I'll be waiting for your response, 49er.
First, I said there were many lies, and he had been warned time and again to stop with the lies. This was the final lie, which happened on Christmas night, which is why it happened after Christmas.
Second, tell me why I should explain to YOU the other lies he has told me.
Third, I have said a few times that I think I should at least offer the gifts back to him.
Fourth, a lie is a lie. For you to think a woman should put up with lies as long as her man isn't cheating or abusing her is very pathetic. I, on the other hand, believe a relationship can't last without trust, and when you're doubting everything that comes out of your man's mouth, it doesn't equal a great relationship.
Fifth, I told you I had been married for almost 20 years to a liar.
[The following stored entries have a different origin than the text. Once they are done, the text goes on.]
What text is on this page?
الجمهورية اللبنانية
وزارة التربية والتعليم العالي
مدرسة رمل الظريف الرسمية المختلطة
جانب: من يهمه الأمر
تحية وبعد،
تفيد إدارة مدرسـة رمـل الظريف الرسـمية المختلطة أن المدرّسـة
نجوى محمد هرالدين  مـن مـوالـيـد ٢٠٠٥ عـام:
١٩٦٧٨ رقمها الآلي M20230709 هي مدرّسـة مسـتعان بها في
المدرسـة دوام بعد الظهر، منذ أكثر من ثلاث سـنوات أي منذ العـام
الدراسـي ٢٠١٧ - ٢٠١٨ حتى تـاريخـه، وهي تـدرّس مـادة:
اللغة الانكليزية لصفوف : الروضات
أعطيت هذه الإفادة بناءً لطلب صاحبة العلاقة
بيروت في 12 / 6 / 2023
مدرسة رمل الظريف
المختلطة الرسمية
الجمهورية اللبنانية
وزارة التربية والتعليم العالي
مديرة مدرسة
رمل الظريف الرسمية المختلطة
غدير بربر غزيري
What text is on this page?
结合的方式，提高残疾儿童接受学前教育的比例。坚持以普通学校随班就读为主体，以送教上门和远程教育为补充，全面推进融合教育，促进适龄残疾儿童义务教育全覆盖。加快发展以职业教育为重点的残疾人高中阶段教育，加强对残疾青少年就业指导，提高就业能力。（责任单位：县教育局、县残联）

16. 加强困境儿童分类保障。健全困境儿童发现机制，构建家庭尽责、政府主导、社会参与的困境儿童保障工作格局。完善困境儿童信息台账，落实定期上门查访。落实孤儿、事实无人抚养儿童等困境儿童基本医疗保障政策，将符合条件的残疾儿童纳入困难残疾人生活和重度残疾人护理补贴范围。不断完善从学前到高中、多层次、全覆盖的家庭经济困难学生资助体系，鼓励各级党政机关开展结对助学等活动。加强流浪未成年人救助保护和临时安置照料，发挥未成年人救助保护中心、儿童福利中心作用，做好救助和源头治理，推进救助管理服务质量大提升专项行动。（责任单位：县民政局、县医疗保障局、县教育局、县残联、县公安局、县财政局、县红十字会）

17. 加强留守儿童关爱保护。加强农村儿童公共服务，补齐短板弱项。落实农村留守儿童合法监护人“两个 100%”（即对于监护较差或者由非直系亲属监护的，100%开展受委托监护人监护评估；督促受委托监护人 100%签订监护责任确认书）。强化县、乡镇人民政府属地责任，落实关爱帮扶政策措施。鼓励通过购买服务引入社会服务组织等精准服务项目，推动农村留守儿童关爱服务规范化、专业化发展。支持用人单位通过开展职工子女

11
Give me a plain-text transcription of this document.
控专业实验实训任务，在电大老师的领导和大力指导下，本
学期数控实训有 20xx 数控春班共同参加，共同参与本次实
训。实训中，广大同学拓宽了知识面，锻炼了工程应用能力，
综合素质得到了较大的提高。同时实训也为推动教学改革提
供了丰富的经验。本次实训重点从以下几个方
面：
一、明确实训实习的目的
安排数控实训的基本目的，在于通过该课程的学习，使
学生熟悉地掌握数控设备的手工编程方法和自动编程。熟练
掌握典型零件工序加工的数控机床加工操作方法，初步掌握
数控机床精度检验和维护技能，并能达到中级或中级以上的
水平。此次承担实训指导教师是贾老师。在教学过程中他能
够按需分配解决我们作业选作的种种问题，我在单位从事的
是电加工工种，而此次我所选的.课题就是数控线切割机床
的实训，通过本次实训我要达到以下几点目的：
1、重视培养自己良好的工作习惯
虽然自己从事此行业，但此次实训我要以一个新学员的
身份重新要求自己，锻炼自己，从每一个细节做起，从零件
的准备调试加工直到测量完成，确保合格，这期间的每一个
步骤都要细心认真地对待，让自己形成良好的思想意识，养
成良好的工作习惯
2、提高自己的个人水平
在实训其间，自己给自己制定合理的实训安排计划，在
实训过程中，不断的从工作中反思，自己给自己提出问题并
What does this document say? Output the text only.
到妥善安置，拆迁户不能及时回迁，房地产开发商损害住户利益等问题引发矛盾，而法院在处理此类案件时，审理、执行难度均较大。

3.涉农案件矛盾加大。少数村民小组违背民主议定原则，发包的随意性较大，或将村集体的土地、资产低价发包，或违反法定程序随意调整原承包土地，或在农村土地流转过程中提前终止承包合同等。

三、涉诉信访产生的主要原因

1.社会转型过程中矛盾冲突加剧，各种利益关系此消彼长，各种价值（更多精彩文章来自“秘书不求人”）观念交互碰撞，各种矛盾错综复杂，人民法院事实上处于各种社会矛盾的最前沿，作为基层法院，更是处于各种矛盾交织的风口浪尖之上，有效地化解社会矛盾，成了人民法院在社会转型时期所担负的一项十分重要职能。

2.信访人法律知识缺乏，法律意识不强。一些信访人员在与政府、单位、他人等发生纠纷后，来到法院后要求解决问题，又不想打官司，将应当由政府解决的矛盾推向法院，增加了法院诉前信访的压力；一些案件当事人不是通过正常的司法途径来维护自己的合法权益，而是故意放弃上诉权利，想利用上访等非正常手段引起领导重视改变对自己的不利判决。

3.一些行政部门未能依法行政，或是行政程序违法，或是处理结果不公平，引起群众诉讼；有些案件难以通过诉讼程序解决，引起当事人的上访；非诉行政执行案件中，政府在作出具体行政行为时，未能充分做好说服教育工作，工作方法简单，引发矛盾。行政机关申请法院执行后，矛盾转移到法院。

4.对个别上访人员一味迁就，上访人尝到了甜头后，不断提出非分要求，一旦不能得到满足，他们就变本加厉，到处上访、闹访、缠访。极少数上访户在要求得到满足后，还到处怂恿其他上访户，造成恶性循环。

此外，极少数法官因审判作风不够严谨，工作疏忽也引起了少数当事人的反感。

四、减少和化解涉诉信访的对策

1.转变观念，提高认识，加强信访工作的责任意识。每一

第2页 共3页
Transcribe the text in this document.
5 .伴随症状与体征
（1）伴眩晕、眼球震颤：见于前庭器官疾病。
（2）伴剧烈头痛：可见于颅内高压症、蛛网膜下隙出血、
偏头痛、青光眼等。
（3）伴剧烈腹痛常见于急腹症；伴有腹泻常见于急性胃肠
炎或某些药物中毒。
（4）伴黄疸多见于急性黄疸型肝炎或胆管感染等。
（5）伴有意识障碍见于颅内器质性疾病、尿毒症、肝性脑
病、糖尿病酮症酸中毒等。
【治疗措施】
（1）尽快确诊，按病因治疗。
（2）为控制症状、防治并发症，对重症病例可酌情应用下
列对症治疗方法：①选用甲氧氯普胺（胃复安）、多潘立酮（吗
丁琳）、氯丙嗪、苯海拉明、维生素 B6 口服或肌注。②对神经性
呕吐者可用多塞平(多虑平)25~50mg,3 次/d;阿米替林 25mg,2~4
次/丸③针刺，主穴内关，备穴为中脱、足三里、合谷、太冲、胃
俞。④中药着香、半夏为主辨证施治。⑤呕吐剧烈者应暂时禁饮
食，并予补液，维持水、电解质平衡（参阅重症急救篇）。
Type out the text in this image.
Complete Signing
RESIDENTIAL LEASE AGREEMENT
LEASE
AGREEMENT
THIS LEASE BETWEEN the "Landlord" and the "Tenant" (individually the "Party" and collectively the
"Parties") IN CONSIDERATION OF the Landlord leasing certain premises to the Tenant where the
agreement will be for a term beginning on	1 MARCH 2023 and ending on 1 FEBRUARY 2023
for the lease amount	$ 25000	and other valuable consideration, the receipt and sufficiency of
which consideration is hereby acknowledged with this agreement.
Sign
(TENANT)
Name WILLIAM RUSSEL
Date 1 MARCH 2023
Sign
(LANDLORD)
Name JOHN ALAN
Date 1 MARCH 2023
But you think I can't stay in a long relationship?
So you'll just have to forgive me if I think trust is an important thing and refuse to put up with it again.
LOL, I knew some smart @ss would come along and think "materialistic golddigger" and over look the lies involved.
That crap would've gone straight to my trash can, right along with his lies.
Well, you know what's funny. I wouldn't even be here asking others their opinion on the gifts if I was just a cold hearted gold digger that cared more about the monitor than I do my relationship. I wouldn't even have thought at all that I should give them back. Some people just really want to see the worst in others, which is something I do not understand.
The originally posted question was clear enough and, if you had read it, you would maybe comprehend that a simple opinion on whether or not to return gifts after breaking up was all that was required. If you need a complete psychological profile and history on any poster who has a question then you're probably in the wrong place.